Individuals with HIV infections are often diagnosed before developing
AIDS, and the ensuing treatment makes it difficult to model incubation
times.
I shall describe a new model that accounts for early detection without
introducing bias. We use a Gibbs sampler Monte Carlo simulation to
estimate the probabilities of diagnoses and the total number of new
HIV infections each year among homosexual men in Ontario.

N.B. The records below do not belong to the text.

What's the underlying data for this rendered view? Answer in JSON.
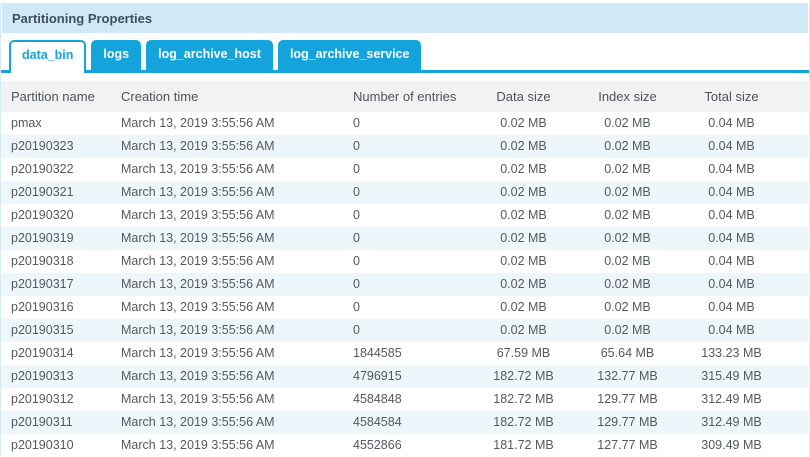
{
  "panel": {
    "title": "Partitioning Properties"
  },
  "tabs": [
    {
      "label": "data_bin",
      "active": true
    },
    {
      "label": "logs",
      "active": false
    },
    {
      "label": "log_archive_host",
      "active": false
    },
    {
      "label": "log_archive_service",
      "active": false
    }
  ],
  "table": {
    "columns": [
      "Partition name",
      "Creation time",
      "Number of entries",
      "Data size",
      "Index size",
      "Total size"
    ],
    "rows": [
      [
        "pmax",
        "March 13, 2019 3:55:56 AM",
        "0",
        "0.02 MB",
        "0.02 MB",
        "0.04 MB"
      ],
      [
        "p20190323",
        "March 13, 2019 3:55:56 AM",
        "0",
        "0.02 MB",
        "0.02 MB",
        "0.04 MB"
      ],
      [
        "p20190322",
        "March 13, 2019 3:55:56 AM",
        "0",
        "0.02 MB",
        "0.02 MB",
        "0.04 MB"
      ],
      [
        "p20190321",
        "March 13, 2019 3:55:56 AM",
        "0",
        "0.02 MB",
        "0.02 MB",
        "0.04 MB"
      ],
      [
        "p20190320",
        "March 13, 2019 3:55:56 AM",
        "0",
        "0.02 MB",
        "0.02 MB",
        "0.04 MB"
      ],
      [
        "p20190319",
        "March 13, 2019 3:55:56 AM",
        "0",
        "0.02 MB",
        "0.02 MB",
        "0.04 MB"
      ],
      [
        "p20190318",
        "March 13, 2019 3:55:56 AM",
        "0",
        "0.02 MB",
        "0.02 MB",
        "0.04 MB"
      ],
      [
        "p20190317",
        "March 13, 2019 3:55:56 AM",
        "0",
        "0.02 MB",
        "0.02 MB",
        "0.04 MB"
      ],
      [
        "p20190316",
        "March 13, 2019 3:55:56 AM",
        "0",
        "0.02 MB",
        "0.02 MB",
        "0.04 MB"
      ],
      [
        "p20190315",
        "March 13, 2019 3:55:56 AM",
        "0",
        "0.02 MB",
        "0.02 MB",
        "0.04 MB"
      ],
      [
        "p20190314",
        "March 13, 2019 3:55:56 AM",
        "1844585",
        "67.59 MB",
        "65.64 MB",
        "133.23 MB"
      ],
      [
        "p20190313",
        "March 13, 2019 3:55:56 AM",
        "4796915",
        "182.72 MB",
        "132.77 MB",
        "315.49 MB"
      ],
      [
        "p20190312",
        "March 13, 2019 3:55:56 AM",
        "4584848",
        "182.72 MB",
        "129.77 MB",
        "312.49 MB"
      ],
      [
        "p20190311",
        "March 13, 2019 3:55:56 AM",
        "4584584",
        "182.72 MB",
        "129.77 MB",
        "312.49 MB"
      ],
      [
        "p20190310",
        "March 13, 2019 3:55:56 AM",
        "4552866",
        "181.72 MB",
        "127.77 MB",
        "309.49 MB"
      ]
    ]
  },
  "colors": {
    "accent_blue": "#14a3da",
    "panel_header_bg": "#cfeaf6",
    "stripe_row_bg": "#edf6fb",
    "table_header_bg": "#f2f2f3",
    "title_text": "#3e4f5f"
  }
}
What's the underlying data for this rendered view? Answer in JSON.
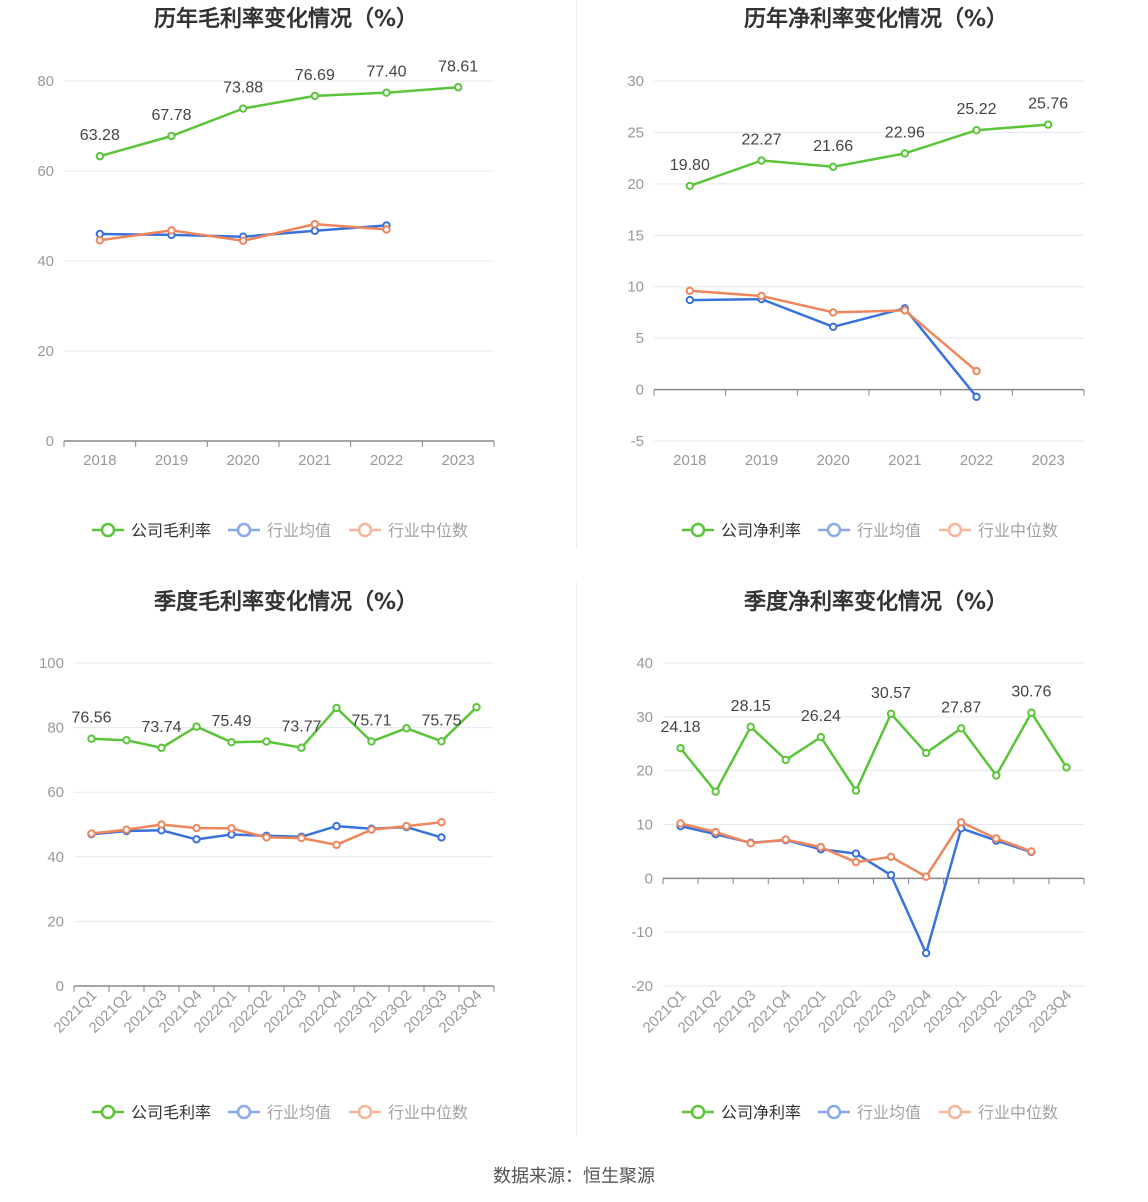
{
  "source": "数据来源：恒生聚源",
  "colors": {
    "company": "#5ac43a",
    "avg": "#3a72dc",
    "median": "#f0865c",
    "grid": "#e6e8ee",
    "axis": "#888888",
    "text": "#999999"
  },
  "chart_data": [
    {
      "type": "line",
      "title": "历年毛利率变化情况（%）",
      "categories": [
        "2018",
        "2019",
        "2020",
        "2021",
        "2022",
        "2023"
      ],
      "ylim": [
        0,
        80
      ],
      "yticks": [
        0,
        20,
        40,
        60,
        80
      ],
      "label_series": 0,
      "label_points": [
        0,
        1,
        2,
        3,
        4,
        5
      ],
      "series": [
        {
          "name": "公司毛利率",
          "values": [
            63.28,
            67.78,
            73.88,
            76.69,
            77.4,
            78.61
          ]
        },
        {
          "name": "行业均值",
          "values": [
            46.0,
            45.8,
            45.4,
            46.7,
            47.9,
            null
          ]
        },
        {
          "name": "行业中位数",
          "values": [
            44.6,
            46.8,
            44.5,
            48.2,
            47.0,
            null
          ]
        }
      ]
    },
    {
      "type": "line",
      "title": "历年净利率变化情况（%）",
      "categories": [
        "2018",
        "2019",
        "2020",
        "2021",
        "2022",
        "2023"
      ],
      "ylim": [
        -5,
        30
      ],
      "yticks": [
        -5,
        0,
        5,
        10,
        15,
        20,
        25,
        30
      ],
      "label_series": 0,
      "label_points": [
        0,
        1,
        2,
        3,
        4,
        5
      ],
      "series": [
        {
          "name": "公司净利率",
          "values": [
            19.8,
            22.27,
            21.66,
            22.96,
            25.22,
            25.76
          ]
        },
        {
          "name": "行业均值",
          "values": [
            8.7,
            8.8,
            6.1,
            7.9,
            -0.7,
            null
          ]
        },
        {
          "name": "行业中位数",
          "values": [
            9.6,
            9.1,
            7.5,
            7.7,
            1.8,
            null
          ]
        }
      ]
    },
    {
      "type": "line",
      "title": "季度毛利率变化情况（%）",
      "categories": [
        "2021Q1",
        "2021Q2",
        "2021Q3",
        "2021Q4",
        "2022Q1",
        "2022Q2",
        "2022Q3",
        "2022Q4",
        "2023Q1",
        "2023Q2",
        "2023Q3",
        "2023Q4"
      ],
      "ylim": [
        0,
        100
      ],
      "yticks": [
        0,
        20,
        40,
        60,
        80,
        100
      ],
      "label_series": 0,
      "label_points": [
        0,
        2,
        4,
        6,
        8,
        10
      ],
      "series": [
        {
          "name": "公司毛利率",
          "values": [
            76.56,
            76.1,
            73.74,
            80.3,
            75.49,
            75.7,
            73.77,
            86.1,
            75.71,
            79.8,
            75.75,
            86.3
          ]
        },
        {
          "name": "行业均值",
          "values": [
            47.0,
            48.0,
            48.2,
            45.4,
            46.9,
            46.5,
            46.2,
            49.5,
            48.7,
            49.2,
            46.0,
            null
          ]
        },
        {
          "name": "行业中位数",
          "values": [
            47.2,
            48.4,
            50.0,
            48.9,
            48.8,
            46.0,
            45.8,
            43.7,
            48.4,
            49.5,
            50.7,
            null
          ]
        }
      ]
    },
    {
      "type": "line",
      "title": "季度净利率变化情况（%）",
      "categories": [
        "2021Q1",
        "2021Q2",
        "2021Q3",
        "2021Q4",
        "2022Q1",
        "2022Q2",
        "2022Q3",
        "2022Q4",
        "2023Q1",
        "2023Q2",
        "2023Q3",
        "2023Q4"
      ],
      "ylim": [
        -20,
        40
      ],
      "yticks": [
        -20,
        -10,
        0,
        10,
        20,
        30,
        40
      ],
      "label_series": 0,
      "label_points": [
        0,
        2,
        4,
        6,
        8,
        10
      ],
      "series": [
        {
          "name": "公司净利率",
          "values": [
            24.18,
            16.1,
            28.15,
            22.0,
            26.24,
            16.3,
            30.57,
            23.3,
            27.87,
            19.1,
            30.76,
            20.6
          ]
        },
        {
          "name": "行业均值",
          "values": [
            9.7,
            8.2,
            6.6,
            7.1,
            5.4,
            4.6,
            0.6,
            -13.9,
            9.3,
            7.0,
            4.9,
            null
          ]
        },
        {
          "name": "行业中位数",
          "values": [
            10.2,
            8.6,
            6.5,
            7.2,
            5.8,
            3.0,
            4.0,
            0.3,
            10.4,
            7.4,
            5.0,
            null
          ]
        }
      ]
    }
  ]
}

- PAUL MARRIOT, University of Waterloo, 200 University Ave. W., Waterloo,
Ontario N2L 3G1
Mixture Models and Geometry
-
The class of statistical models known as mixtures have wide
applicability in applied problems due to their flexibility,
naturalness and interpretability. However despite their apparent
simplicity the inference problem associated with them remains hard,
both from a theoretical and a practical standpoint. This talk gives
an overview of some methods which use geometric techniques to
understand the problem of inference under mixture models. The
recently introduced class of local mixtures is shown to have many
applications, managing to retain a great deal of flexibility and
interpretability while having excellent inference properties. Also
discussed will be some interesting issues which arise when you
transfer ideas from one mathematical area (differential geometry) to
another (statistical inference).
- BRUNO REMILLARD, HEC Montréal
Bootstrapping methods for empirical processes
-
In this talk I will show that some bootstrapping methods work for
empirical processes, while some other methods do not work. Examples
will include parametric bootstrap for goodness-of-fit test for copula
families and multiplier methods for empirical processes of
pseudo-observations.
- LOUIS-PAUL RIVEST, Laval
Utilisation des quaternions pour la modélisation
statistique du mouvement humain
-
En biomécanique la mesure du mouvement humain fait intervenir des
systèmes de caméra qui enregistrent la position de marqueurs
fixés sur les membres du sujet. Les coordonnées des marqueurs
sont convertis en des matrices de rotations 3 ×3 qui donnent
les orientations des membres à l'étude.
Le mouvement d'une articulation est ensuite calculé comme étant la
suite temporelle des matrices de rotation donnant l'orientation
relative, l'un part rapport à l'autre, des deux segments de
l'articulation. Cette suite de rotations est représentée sous la
forme de trois séries temporelles d'angles d'Euler, respectivement
associées à des mouvements de type flexion-extension,
abduction-adduction et rotation externe-interne. Cet exposé
présente un modèle statistique qui permet d'identifier des erreurs
de mesure pour certains types de mouvement. Il postule qu'un
changement judicieux de l'orientation des systèmes d'axes des deux
segments d'une articulation permet de représenter le mouvement à
l'aide d'une seule suite d'angles d'Euler; ainsi ce mouvement serait,
par exemple, une flexion-extension pure. Cet exposé montre que
l'écriture des matrices de rotation sous la forme de quaternions
permet d'ajuster ce modèle de façon relativement simple.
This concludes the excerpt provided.